今回は沙也加に会える可能性は限りなく低い。本当に様子を見にくだけになる可能性もある。それでもいい。もしその家に沙也加がいるのなら、僕の声を聞いてくれるそれだけでいい。
沙也加の実家に着いたものの、昨日来たばかりだから昨日と全く同じ風景が広がっていた。
「津川さん……今回は僕らも中に入っていいかな?」
「うん。いいと思うよ。不法侵入で訴えられる前に勝手に入っておこう」
それは大丈夫なのか。普通に大丈夫じゃない気がする。まあ、前回のように、入り口付近で不審者になりながら立ち止まっているよりかましか。
「全部の窓にシャッターがしてあるから、何もわからないね」
「郵便物も昨日と何も変わりない。日曜日だから当たり前か」
津川さんに案内されて僕らは家の裏手に回った。
「あそこ……あそこの部屋が沙也加の部屋だった……」
津川さんが2指差した2階部分もらシャッターが閉められていて外からは何もわからない。
それでもいい。今日はいるかもわからないさやかと話をしに来たんだ。
「沙也加! 何があったのか聞かないから、顔だけでも、いや、声だけでいい聞かせてくれ! 声を出すのが嫌だったら、メッセージの返信をしてくれるだけでいい。沙也加、僕はもう1度君に会いたい。沙也加と会って話がしたい」
これでいい。今日はこれだけでいい。いつか何事もなく沙也加が顔を出せるように、準備しておくのが僕の役目だ。
「変わりないから今日は帰ろうか」
「そうだね。達川君もありがとう」
「いいってことよ」
「バイバイ沙也加。また来るね」
津川さんは別れの言葉を口にした。僕はその言葉を言う勇気がない。だから……
「沙也加また来るね。今度は顔くらい見せてよ」
この言葉が沙也加に届いているといいな。いつ沙也加が帰ってきても大丈夫なように僕の懐は常に空けておく。
「行こっか」
「うん」
僕らは沙也加の実家を後にした。
今日だけは迷惑はかけられないと、達川君のアパートではなく2人を説得して僕の実家まで送ってもらった。
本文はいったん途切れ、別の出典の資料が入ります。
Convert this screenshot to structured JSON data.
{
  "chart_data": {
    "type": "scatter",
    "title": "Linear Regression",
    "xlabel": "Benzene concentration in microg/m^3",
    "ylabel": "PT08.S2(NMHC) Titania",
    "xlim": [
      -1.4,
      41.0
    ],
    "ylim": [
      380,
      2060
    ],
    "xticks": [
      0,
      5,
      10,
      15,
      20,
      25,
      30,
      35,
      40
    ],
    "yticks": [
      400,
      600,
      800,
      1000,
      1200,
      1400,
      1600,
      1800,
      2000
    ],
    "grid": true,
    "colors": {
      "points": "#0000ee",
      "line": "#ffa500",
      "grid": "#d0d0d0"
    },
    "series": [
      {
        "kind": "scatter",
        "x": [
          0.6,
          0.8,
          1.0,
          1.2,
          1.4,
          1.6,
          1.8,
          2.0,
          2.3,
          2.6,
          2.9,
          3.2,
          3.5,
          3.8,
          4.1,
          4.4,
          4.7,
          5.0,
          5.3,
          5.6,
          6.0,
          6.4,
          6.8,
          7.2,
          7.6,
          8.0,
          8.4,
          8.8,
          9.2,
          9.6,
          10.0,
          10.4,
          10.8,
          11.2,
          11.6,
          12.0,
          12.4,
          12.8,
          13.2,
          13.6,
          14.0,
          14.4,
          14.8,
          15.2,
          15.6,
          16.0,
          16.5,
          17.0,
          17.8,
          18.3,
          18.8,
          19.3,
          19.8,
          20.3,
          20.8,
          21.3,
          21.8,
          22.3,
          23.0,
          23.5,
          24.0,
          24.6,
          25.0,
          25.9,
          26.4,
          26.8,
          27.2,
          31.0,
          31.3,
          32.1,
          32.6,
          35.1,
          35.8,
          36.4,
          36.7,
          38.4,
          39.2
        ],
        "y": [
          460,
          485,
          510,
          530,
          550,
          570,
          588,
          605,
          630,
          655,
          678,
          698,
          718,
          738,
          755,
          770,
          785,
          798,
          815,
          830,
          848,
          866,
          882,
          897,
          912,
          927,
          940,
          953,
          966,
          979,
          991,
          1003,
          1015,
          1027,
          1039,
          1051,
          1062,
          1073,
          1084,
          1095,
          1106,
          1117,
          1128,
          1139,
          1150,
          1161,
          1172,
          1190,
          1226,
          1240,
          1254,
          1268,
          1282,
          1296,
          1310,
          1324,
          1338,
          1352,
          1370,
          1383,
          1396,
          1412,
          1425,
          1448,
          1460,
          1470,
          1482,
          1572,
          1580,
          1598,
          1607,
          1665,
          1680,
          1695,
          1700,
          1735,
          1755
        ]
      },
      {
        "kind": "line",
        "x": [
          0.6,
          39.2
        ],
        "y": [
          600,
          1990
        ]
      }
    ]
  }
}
2日振りに実家へ帰ると、今日はいないと思って晩御飯を用意するつもりがなかったと……その夜の僕の晩御飯は、冷凍うどんになった。親だけでなくうどんまで冷たかった。
晩御飯を終えて、何気なく部屋に戻った時のことだった。
沙也加にメッセージでも送ろうとトーク画面を開くと、過去に送って未読だったメッセージに既読の文字がついていた。
居場所が突き止められたわけでも、メッセージが送られてきたわけじゃないのに、単なる安否確認に過ぎないのに、見つかったかのように嬉しかった。嬉し過ぎて自分のベッドで飛び跳ねていたら、ベッドから転落し、親にはうるさいと怒鳴られた。
今日は何気に災難な1日になった。